El Beirut sitiado de ‘Carta desde Beirut’ y la ruptura del asedio por Jocelyne Saab


Un par de años después del estallido de la Guerra del Líbano y haber registrado de cerca las conmociones de ese hecho en ‘Beirut, nunca más’ (1976), Jocelyne Saab regresó a la capital del Líbano para entregar la segunda parte de la trilogía sobre la guerra instalada en su ciudad natal con ‘Carta desde Beirut’ (1978), en donde encuentra una ciudad completamente fragmentada, partida en dos partes, fracturada geográfica y emocionalmente. Beirut estaba partida entre el Este y el Oeste, con las milicias cristianas falangistas y reaccionarias en el Este y la OLP (Organización para la Liberación de Palestina) con las milicias musulmanas, además de la ocupación militar de Siria en las dos zonas. Saab, protagonista nuevamente de su propia película, como en la primera película de la trilogía, se queda varios meses para romper la experiencia del visitante y conocer la cotidianidad de su ciudad natal. Saab tiene la idea de poner a funcionar un bus de transporte público en el cual consigue transmitir seguridad a los ciudadanos que utilizan el vehículo y se convierten en quienes directamente dan testimonio de su experiencia en una ciudad que en los hechos no ha dejado de estar en guerra durante tres años. La directora libanesa consigue así también todo un mecanismo, incluso conceptual, que le permite abarcar un territorio en conflicto. 

Saab captura con amplia inteligencia la humanidad misma de los beirutíes, quienes procuran seguir el curso de su vida sobreponiéndose a un control esencialmente dictatorial en cualquiera de las dos partes en las que la ciudad cruza unas tensiones que incluso han separado a familias enteras. Más de una década antes, en medio de la cumbre de la Nueva Ola Francesa, Agnès Varda no solamente hizo su aporte a aquella vanguardia, sino que además cruzó el océano para atestiguar toda una revolución en el continente americano con documentales como ‘Hola, cubanos’ (1963) y ‘Panteras negras’ (1968), en donde hace verdadera y auténtica presencia cuando la historia se está escribiendo. Cuando está cambiando. Saab construye toda otra gesta en esa tradición con esta trilogía de Beirut, y especialmente en ‘Carta desde Beirut’, donde se convierte ella misma en la portadora de un mensaje de denuncia pero sobre todo de humanización sobre su propio pueblo, dirigido a un mundo que ignora lo que sucede al interior de esas fronteras y de los límites de la capital. En otras latitudes de Occidente, el relato mayúsculo y primordial de las mujeres relatando el mundo desde su mirada irreemplazable continuaría tiempo después con la trilogía documental de Chantal Akerman, entre la Rusia todavía con el aturdimiento de la caída de la Unión Soviética y en la frontera porosa y multicultural de la frontera entre el norte de México y el sur de Estados Unidos. 
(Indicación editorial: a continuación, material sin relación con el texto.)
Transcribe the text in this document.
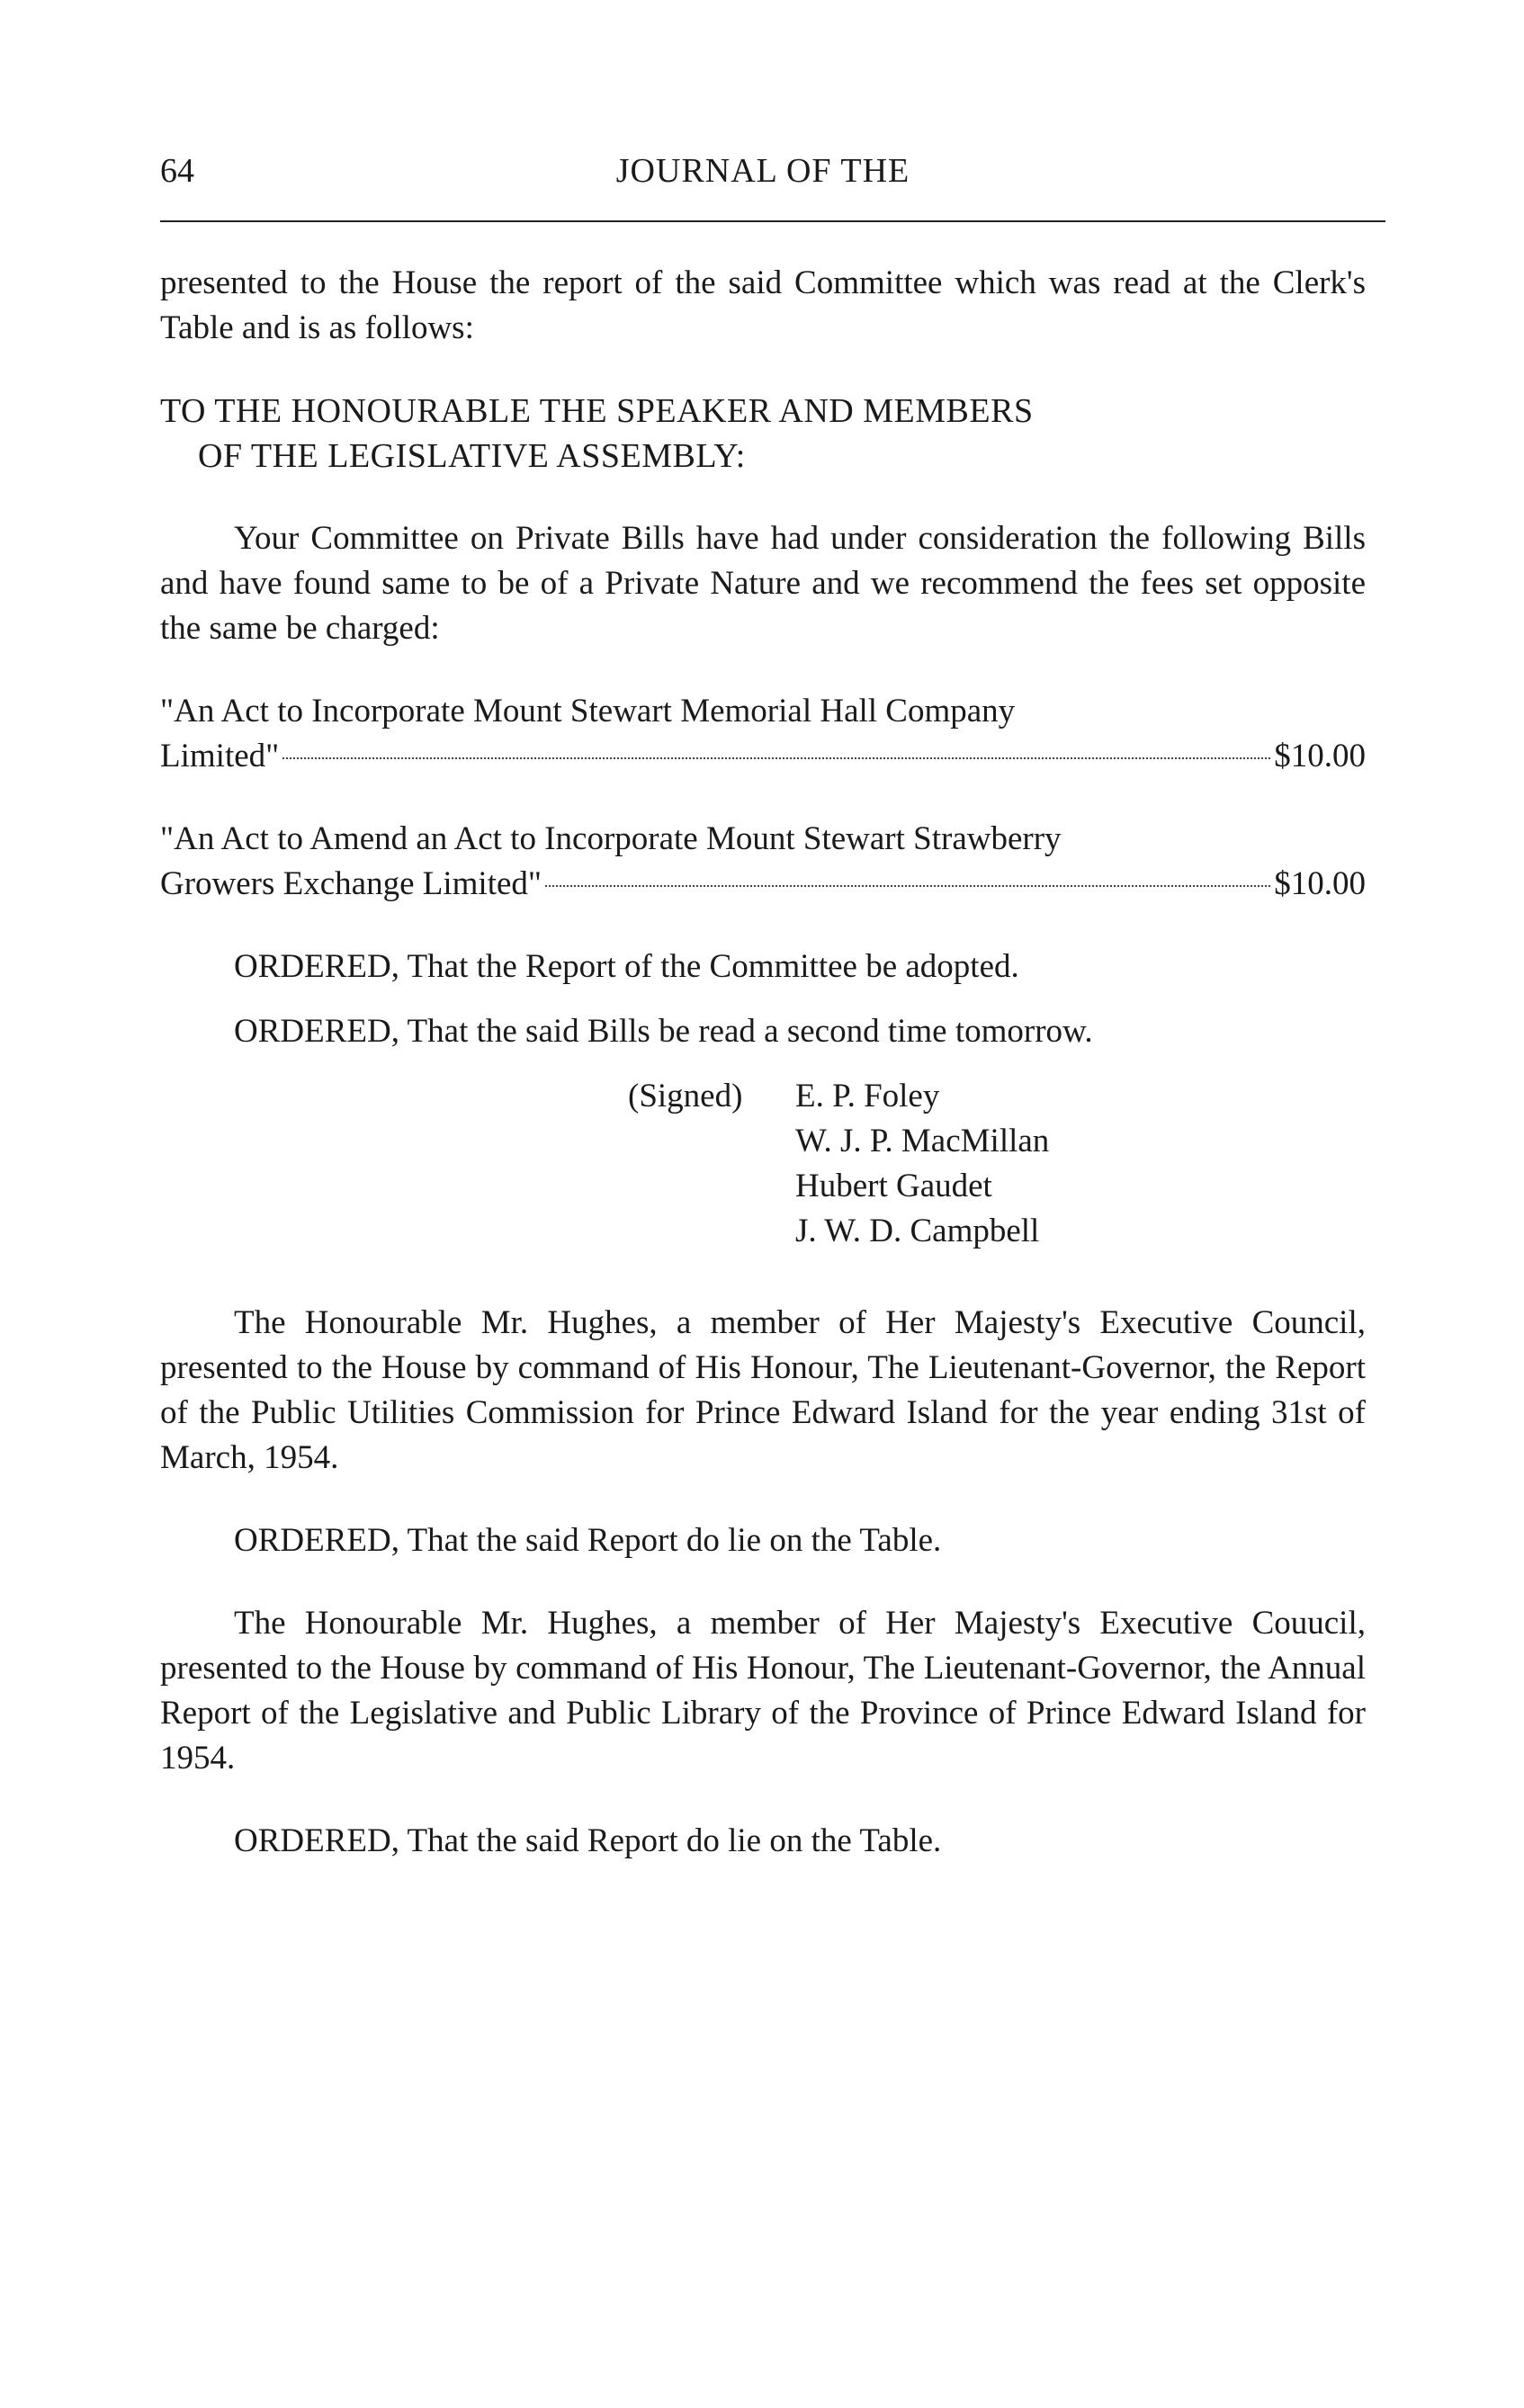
64	JOURNAL OF THE

presented to the House the report of the said Committee which was read at the Clerk's Table and is as follows:

TO THE HONOURABLE THE SPEAKER AND MEMBERS
OF THE LEGISLATIVE ASSEMBLY:

Your Committee on Private Bills have had under consideration the following Bills and have found same to be of a Private Nature and we recommend the fees set opposite the same be charged:

"An Act to Incorporate Mount Stewart Memorial Hall Company
Limited"	$10.00
"An Act to Amend an Act to Incorporate Mount Stewart Strawberry
Growers Exchange Limited"	$10.00
ORDERED, That the Report of the Committee be adopted.
ORDERED, That the said Bills be read a second time tomorrow.
(Signed) E. P. Foley
W. J. P. MacMillan
Hubert Gaudet
J. W. D. Campbell

The Honourable Mr. Hughes, a member of Her Majesty's Executive Council, presented to the House by command of His Honour, The Lieutenant-Governor, the Report of the Public Utilities Commission for Prince Edward Island for the year ending 31st of March, 1954.

ORDERED, That the said Report do lie on the Table.

The Honourable Mr. Hughes, a member of Her Majesty's Executive Couucil, presented to the House by command of His Honour, The Lieutenant-Governor, the Annual Report of the Legislative and Public Library of the Province of Prince Edward Island for 1954.

ORDERED, That the said Report do lie on the Table.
En el contexto amplio de la trilogía de Beirut, ‘Carta desde Beirut’ se convierte en la oportunidad de conocer al pueblo lacerado por la explosión de la guerra que atestiguamos en ‘Beirut, nunca más’. En el viaje extendido, ese tiempo se convierte en exploración simultánea de su propio origen, al que ahora puede observar al mismo tiempo con honor, con valentía y también con dolor. Con un amor que surge de unas entrañas vivas, de una sensibilidad profunda por la humanidad específica de su pueblo, pero permitiendo que se aprecie claramente a una sociedad transparente, honesta, que vive en un mundo real que todos en el sur global podemos constatar. Es un mundo de familias, de encuentros, de vínculos, de vecindad, de camaradería, de padres, de hijos y de hermanos, que además se convierte en la confluencia de un conflicto profundo en el que la política y la religión tienen tal grado de convicción que se convierten en valores innegociables. 
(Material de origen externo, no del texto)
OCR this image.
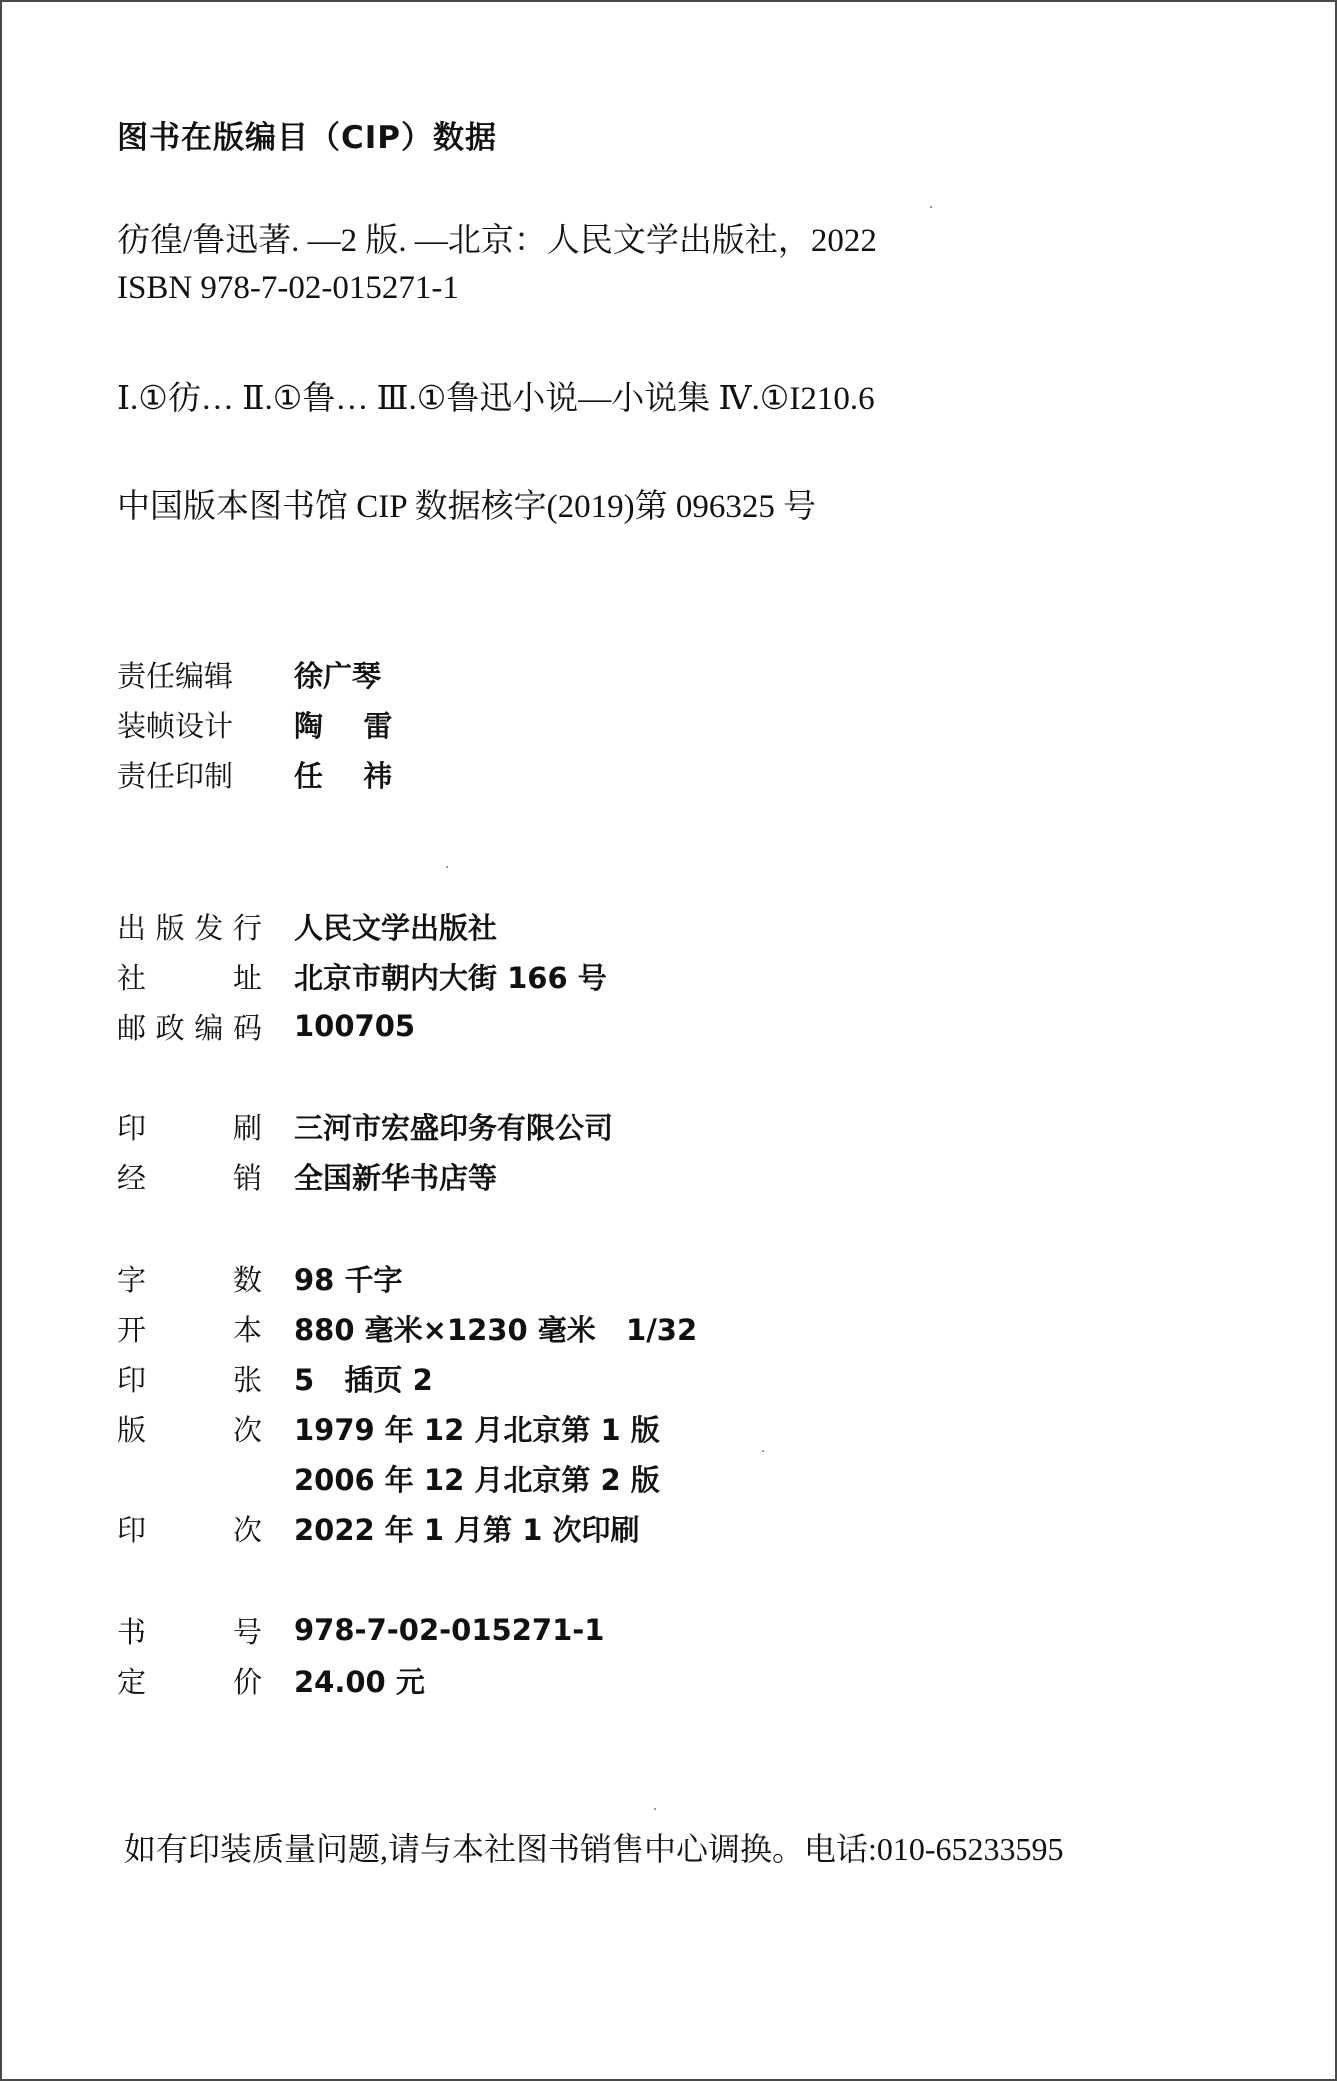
图书在版编目（CIP）数据
彷徨/鲁迅著. —2 版. —北京：人民文学出版社，2022
ISBN 978-7-02-015271-1
Ⅰ.①彷… Ⅱ.①鲁… Ⅲ.①鲁迅小说—小说集 Ⅳ.①I210.6
中国版本图书馆 CIP 数据核字(2019)第 096325 号
责任编辑	徐广琴
装帧设计	陶    雷
责任印制	任    祎
出 版 发 行 人民文学出版社
社	址 北京市朝内大街 166 号
邮 政 编 码 100705
印	刷 三河市宏盛印务有限公司
经	销 全国新华书店等
字	数 98 千字
开	本 880 毫米×1230 毫米   1/32
印	张 5   插页 2
版	次 1979 年 12 月北京第 1 版
2006 年 12 月北京第 2 版
印	次 2022 年 1 月第 1 次印刷
书	号 978-7-02-015271-1
定	价 24.00 元
如有印装质量问题,请与本社图书销售中心调换。电话:010-65233595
jueves, 25 de septiembre de 2025

El Beirut aturdido de ‘Beirut, nunca más’ y la excursión detallada de Jocelyne Saab


El cine del Medio Oriente nunca ha dejado de existir a pesar de adversidades que fácilmente podrían considerarse insalvables. Incluso ha sido capaz de incluir la voz de las mujeres cineastas, y en ese contexto del cine del Medio Oriente y especialmente de las mujeres cineastas del Medio Oriente, no existe en la historia ningún otro nombre equivalente al de la libanesa Jocelyne Saab. Esta cineasta, nacida en Beirut en una familia prestante y cristiana, se posicionó férreamente a favor de la causa palestina y la izquierda política, enfrentándose constantemente a grandes adversidades incluso de quienes fueron parte de su propio origen, además de confrontarse a tradiciones islámicas intensamente conservadoras. Sobre la segunda mitad de los años setenta, en el violento estallido de la Guerra del Líbano, desatada por la llegada masiva de población palestina que deriva en una disputa religiosa y armada entre musulmanes y cristianos, con la intervención de Israel controlando el paso de los palestinos al sur del país y también de Estados Unidos, cuidando un enclave esencial con reservas del petróleo en la Guerra Fría, Saab se adentró en un territorio especialmente riesgoso y plagado por una supervivencia intensa y trágica, protagonizada por las infancias, en muchos casos armadas para su propia defensa e instrumentalizadas por los grupos violentos y filmó una película de media hora titulada ‘Beirut, nunca más’ (1976), en la cual relata en un ejercicio preciso y detallado de cine-ensayo la crisis lacerante de una emergencia descomunal en medio de las ruinas de una Beirut fundamentalmente derrumbada por las balas de los fusiles, las metrallas y los cañones. 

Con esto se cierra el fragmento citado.